Notably, the coming together of complementary skillsets is not only a phenomenon of larger firms that have hit a wall, either. In many cases, advisory partnerships are founded by those who have complementary skillsets in the first place. Whether it’s the business developer paired with a service-minded advisor to “do” the planner, or a financial planner partnered with someone who prefers to focus on portfolio management (where the combination of the two is a holistic wealth management offering), or a business visionary paired with an integrator to help implement it all, complementary partnership skillsets are often the most effective at rapidly building successful advisory businesses, by allowing each to focus on what they do best, from day 1.
Where To Find A Potential Business Partner?
For advisors who have hit “the wall” and are realizing they need a partner to climb over it, or perhaps are launching an advisory firm and wish to find a partner with a complementary skillset to grow more effectively from the start, there’s still one key question: how do you find the “right” partner in the first place?
In practice, I find that most advisors seem to find partners from their existing personal and professional networks – most commonly fellow advisors from their existing platform (e.g., at their current custodian or broker-dealer), or via a shared group affiliation (e.g., fellow advisors from the Financial Planning Association or NAPFA).
In turn, this implies that one significant virtue of going to financial advisor conferences is the opportunity to meet and “network” with other advisors, who may someday become business partners. Not because the advisor necessarily goes to the conference to find a partner, per se, but because the professional connections made there often turn into partnerships later as needs and circumstances change. Anecdotally, I find that most partnerships come about from advisors who have “known each other for years” and ultimately decided to either merge their practices, or form a new business together, because there was finally an alignment of goals and interests at a time that was mutually beneficial for both to pursue the effort.

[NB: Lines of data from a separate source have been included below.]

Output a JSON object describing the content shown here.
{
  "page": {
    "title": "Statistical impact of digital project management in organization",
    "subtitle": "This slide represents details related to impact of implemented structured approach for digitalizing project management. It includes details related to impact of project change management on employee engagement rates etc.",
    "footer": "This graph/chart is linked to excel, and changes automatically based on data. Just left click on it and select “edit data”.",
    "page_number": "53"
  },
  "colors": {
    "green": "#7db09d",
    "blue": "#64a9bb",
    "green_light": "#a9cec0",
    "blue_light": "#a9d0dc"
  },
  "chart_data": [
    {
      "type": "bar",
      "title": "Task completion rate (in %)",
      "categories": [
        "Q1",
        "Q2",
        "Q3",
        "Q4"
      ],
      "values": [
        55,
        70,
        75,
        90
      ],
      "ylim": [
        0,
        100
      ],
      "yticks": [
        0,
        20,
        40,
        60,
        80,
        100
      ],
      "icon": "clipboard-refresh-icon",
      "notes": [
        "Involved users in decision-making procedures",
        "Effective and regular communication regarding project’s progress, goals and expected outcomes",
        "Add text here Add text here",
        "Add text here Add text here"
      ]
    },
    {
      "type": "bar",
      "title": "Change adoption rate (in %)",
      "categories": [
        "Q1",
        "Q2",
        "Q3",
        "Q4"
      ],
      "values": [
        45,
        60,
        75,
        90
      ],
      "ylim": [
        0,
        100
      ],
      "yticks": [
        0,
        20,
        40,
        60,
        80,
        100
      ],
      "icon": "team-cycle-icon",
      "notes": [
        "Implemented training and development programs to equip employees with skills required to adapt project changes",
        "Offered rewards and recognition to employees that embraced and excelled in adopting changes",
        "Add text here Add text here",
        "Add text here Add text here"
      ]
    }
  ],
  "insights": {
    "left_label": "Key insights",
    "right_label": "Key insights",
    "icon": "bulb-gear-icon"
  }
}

Of course, an important caveat to coming together with another advisor as a partner is that it’s still crucial to assess the business compatibility of the partnership. The mere fact that both advisors were success individually does not mean they will be effective at working together in a common business, whether because their personality styles are too different to effectively communicate and make decisions, or because their underlying personal drivers and motivations are too different to formulate a shared and common vision. Fortunately, there are at least some “financial advisor partnership compatibility” tools to help make that assessment up front, but more generally potential partners should recognize that compatibility is not automatic just because each individual was successful.
The bottom line, though, is simply that while financial advisors can leverage themselves with technology and staff support, there is a real limit to how large virtually any advisory firm can grow before it becomes necessary for more owners to contribute to the common business good. The upside is that doing so makes it possible for the partners collectively to build a business larger than what any could have created alone. But doing so successfully requires that the partners actually be able to craft a shared vision and effectively make decisions to work towards it; merely being successful individuals is not enough to ensure that it will be even better to work together!
So what do you think? Are you considering whether to add a financial advisor partner? Where have you looked to find one? Were you a solo advisor who added a partner, and was able to grow the business even larger? Have you ever been a partner in a partnership that didn’t work out, and have some ‘lessons learned’ to share?